Hands down the largest and most complex of all Steam features
First you should understand what Steam Inventory is and is not, the only real place to do so is via Valve's documentation and videos on the feature.
You will also need to understand the Steam Inventory Schema. While Heathen's tools help you define your item definitions in this schema, there will be a time when you need to manually edit the JSON in order to take advantage of more complex features or to apply some unique concept specific to your project.
Steam Inventory is the interface and framework you would use to define items for purchase either through the Steam store or through your own store to be managed by Steam.
Steam Inventory is how you create items that can be traded between players securely both in and out of game and can optionally be put on the "Community Marketplace" for sale by players to players.
Steam Inventory is the framework you would use to define the items that can be purchased in game and the exchange "recipes" that define how a player can "purchase" an item in game for an in game item e.g. in-game currency, in-game shop, etc.
Steam Inventory is the framework you would use to define the items, reagents, crafting "recipes", drop rates and probability tables that drive item collection and item progression game loops in a secure manner
Steam Inventory is the framework you would use to define the items, reagents, recipes, drop rates, loot tables, etc. that drive these systems.
No Steam Inventory items do not have to be available for sale, trade or community marketing you can hide them in inventory and control every aspect of how they are distributed, consumed and used. It is simply a secure way of defining the clients interaction with the items, the items them selves and related features of those items e.g. generators, drops, exchanges, etc.
Steam Inventory can be used for consumables, craftables, player economy (marketplace and trading) and micro transactions. The system is concerned first and foremost with security and this can make it a more cumbersome feature than you need if your not taking advantage of either the player economy or MTX aspects of the system.
This is the most basic unit / object in Steam's Inventory system. An item is a defined concept with a unique ID, name, description and a range of additional metadata depending on the type of item it is and how it can be used. For example an item can have a "price" which makes it available on the Steam Store, it can also have an "exchange" defined allowing it to be crafted by consuming a given set of other items.
This represents a set of items and quantities and when instantiated unpacks into the collection of items.
This is a set of rules that will result in the production of an item. There are various types of generators, the most common used would be the PlayTimeGenerator which can be invoked to generate items for a player based on the amount of time the player has played the game.
A somewhat advanced feature, tags allow you to markup an item instance with additional data. For example your Iron Sword item could have a "Quality" tag with values such as "Quality:Common" or "Quality:Rare"
Tools are related to tags and allow you to create items that can modify other items, such as to change the tags on an item
Your items can be sold to your player's via the item store. This requires the items to have a price or price category and is an optional feature.
Items can be made marketable by players, this allows player's to buy and sale items amongst themselves and results in a small cut of proceeds being relayed to you as the developer. See the
marketablefield on the Schema definition page.
Items can be made tradeable by players, this allows player's to trade with each other over the Steam Inventory screen (out side your game). See the
tradablefield on the Schema definition page.
The following are objects and tools in Steamworks Complete that can help you work with Steam Inventory.
This scene directs you to the documentation here and provides a simple example script that demonstrations the most common features.
How do I generate or grant an item to a player at run time?
This however will not work for players
For security reasons there is no strait forward way to generate a specific item for the user from the Steam Client API. To give player's items you need to do one of the following
- Drop Items You can define play time generators that can be used to grant player's items based on client side rules ... mainly play time and or ownership of specific apps.
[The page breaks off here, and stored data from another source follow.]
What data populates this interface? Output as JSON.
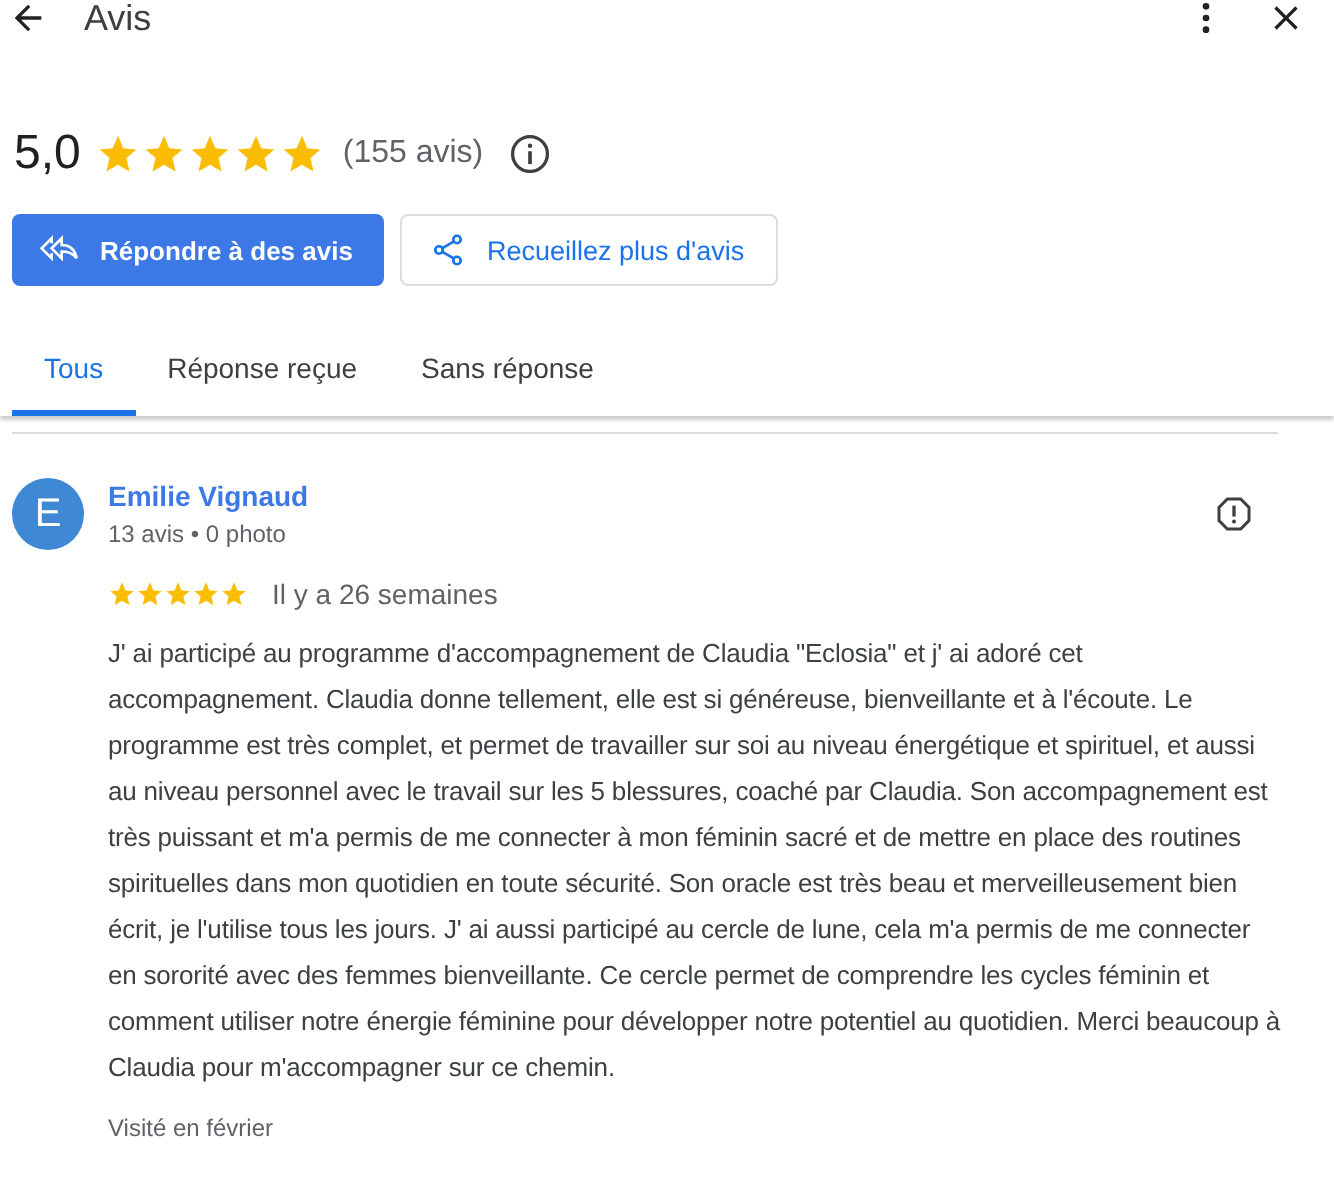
{
  "header": {
    "title": "Avis"
  },
  "summary": {
    "rating": "5,0",
    "stars": 5,
    "count": "(155 avis)"
  },
  "buttons": [
    {
      "kind": "primary",
      "label": "Répondre à des avis"
    },
    {
      "kind": "secondary",
      "label": "Recueillez plus d'avis"
    }
  ],
  "tabs": [
    {
      "label": "Tous",
      "selected": true
    },
    {
      "label": "Réponse reçue",
      "selected": false
    },
    {
      "label": "Sans réponse",
      "selected": false
    }
  ],
  "reviews": [
    {
      "avatar": "E",
      "name": "Emilie Vignaud",
      "meta": "13 avis • 0 photo",
      "stars": 5,
      "time": "Il y a 26 semaines",
      "text": "J' ai participé au programme d'accompagnement de Claudia \"Eclosia\" et j' ai adoré cet accompagnement. Claudia donne tellement, elle est si généreuse, bienveillante et à l'écoute. Le programme est très complet, et permet de travailler sur soi au niveau énergétique et spirituel, et aussi au niveau personnel avec le travail sur les 5 blessures, coaché par Claudia. Son accompagnement est très puissant et m'a permis de me connecter à mon féminin sacré et de mettre en place des routines spirituelles dans mon quotidien en toute sécurité. Son oracle est très beau et merveilleusement bien écrit, je l'utilise tous les jours. J' ai aussi participé au cercle de lune, cela m'a permis de me connecter en sororité avec des femmes bienveillante. Ce cercle permet de comprendre les cycles féminin et comment utiliser notre énergie féminine pour développer notre potentiel au quotidien. Merci beaucoup à Claudia pour m'accompagner sur ce chemin.",
      "visit": "Visité en février"
    }
  ]
}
This method requires you to configure a "Play Time Generator" with the required rules to drop the item and then to call TriggerDrop on the item or the corresponding Inventory API call.
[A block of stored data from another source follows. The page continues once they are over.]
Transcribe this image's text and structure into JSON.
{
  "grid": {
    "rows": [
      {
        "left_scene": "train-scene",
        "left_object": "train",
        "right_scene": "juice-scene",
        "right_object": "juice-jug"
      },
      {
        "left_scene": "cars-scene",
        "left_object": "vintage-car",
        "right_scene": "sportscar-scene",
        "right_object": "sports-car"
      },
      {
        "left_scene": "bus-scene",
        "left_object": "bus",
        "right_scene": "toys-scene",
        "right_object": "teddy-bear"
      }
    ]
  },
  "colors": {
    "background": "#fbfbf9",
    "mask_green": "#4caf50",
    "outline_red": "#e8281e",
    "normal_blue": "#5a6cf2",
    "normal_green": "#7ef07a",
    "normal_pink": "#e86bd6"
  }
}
- Web API You can use the Web API on a trusted web server to perform more direct actions like simply adding an item to a target player's inventory. This requires you to have a trusted web server using a publisher token on the Steam Web API. The Web API is out of scope for Unity assets as its not part of Unity. You can learn more here.
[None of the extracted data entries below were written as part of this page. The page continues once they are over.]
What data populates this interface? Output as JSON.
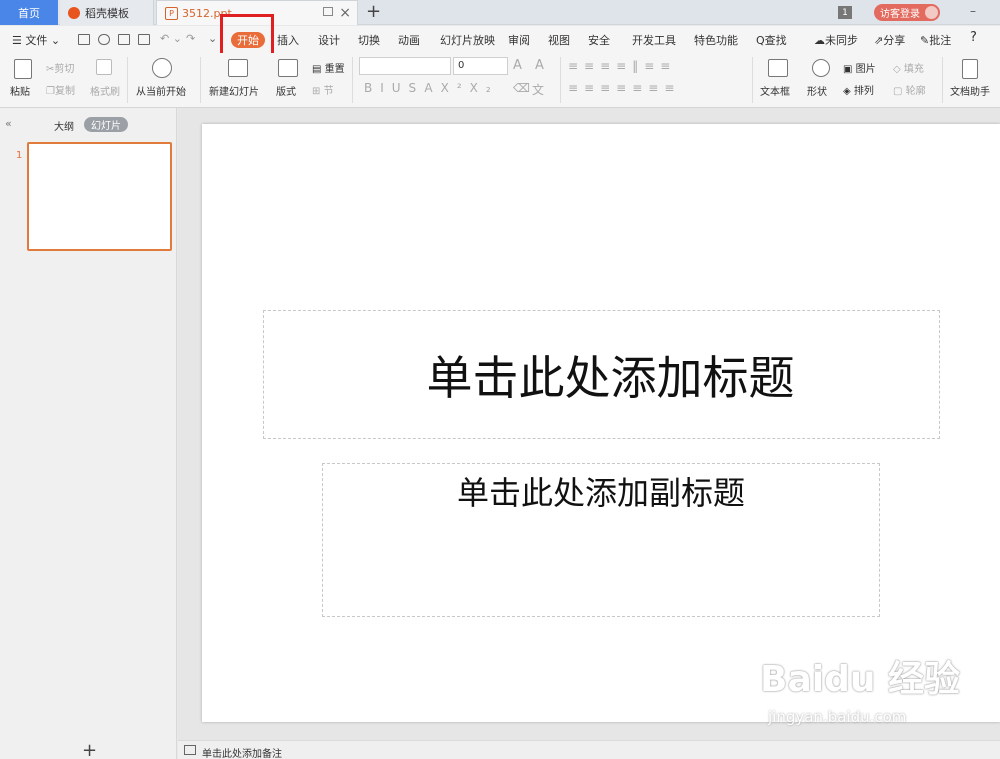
{
  "tabs": {
    "home": "首页",
    "template": "稻壳模板",
    "document": "3512.ppt",
    "add": "+"
  },
  "window": {
    "badge": "1",
    "login": "访客登录",
    "minimize": "–"
  },
  "menu": {
    "file": "☰ 文件 ⌄",
    "start": "开始",
    "insert": "插入",
    "design": "设计",
    "transition": "切换",
    "animation": "动画",
    "slideshow": "幻灯片放映",
    "review": "审阅",
    "view": "视图",
    "security": "安全",
    "devtools": "开发工具",
    "special": "特色功能",
    "search": "Q查找",
    "sync": "未同步",
    "share": "分享",
    "comment": "批注",
    "help": "?"
  },
  "ribbon": {
    "paste": "粘贴",
    "cut": "剪切",
    "copy": "复制",
    "format_painter": "格式刷",
    "play_from_current": "从当前开始",
    "new_slide": "新建幻灯片",
    "layout": "版式",
    "reset": "重置",
    "section": "节",
    "font_size": "0",
    "text_box": "文本框",
    "shape": "形状",
    "picture": "图片",
    "arrange": "排列",
    "fill": "填充",
    "outline": "轮廓",
    "doc_assistant": "文档助手"
  },
  "left_panel": {
    "outline_tab": "大纲",
    "slides_tab": "幻灯片",
    "slide_number": "1",
    "add_slide": "+"
  },
  "slide": {
    "title_placeholder": "单击此处添加标题",
    "subtitle_placeholder": "单击此处添加副标题"
  },
  "notes": {
    "placeholder": "单击此处添加备注"
  },
  "watermark": {
    "logo": "Baidu 经验",
    "url": "jingyan.baidu.com"
  }
}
How do you create an in-game store for your items?
The same way you create any Unity UI, the visual and UI aspects of your store are wholly up to you. That is you being the developer know what items you have and should create a UI to present those to the player.
You will notice when importing Generator type items that Valve for some reason chose to hide the bundle aka "items" from the import. As such when importing Generator Items the items content will be blanked and you will need to manually redefine its content.
This is a limitation from Valve confirmed with Valve engineers as a deliberate limitation.
Thanks for the additional context - it helps to see the results you're getting.I reached out to an engineer who worked on this API for some background. The GetItemDefinitionProperty API intentionally prevents the client from retrieving the bundle property of generator items. If the games you work with need in-game access to that data, they'll need to either include that information in their game builds or create some other service for retrieving it.Best,Tavish
The above quote is from a Valve support case on this topic. It is not a bug nore a limitation we can effect. If you would like to see this changed you will need to raise it with Valve.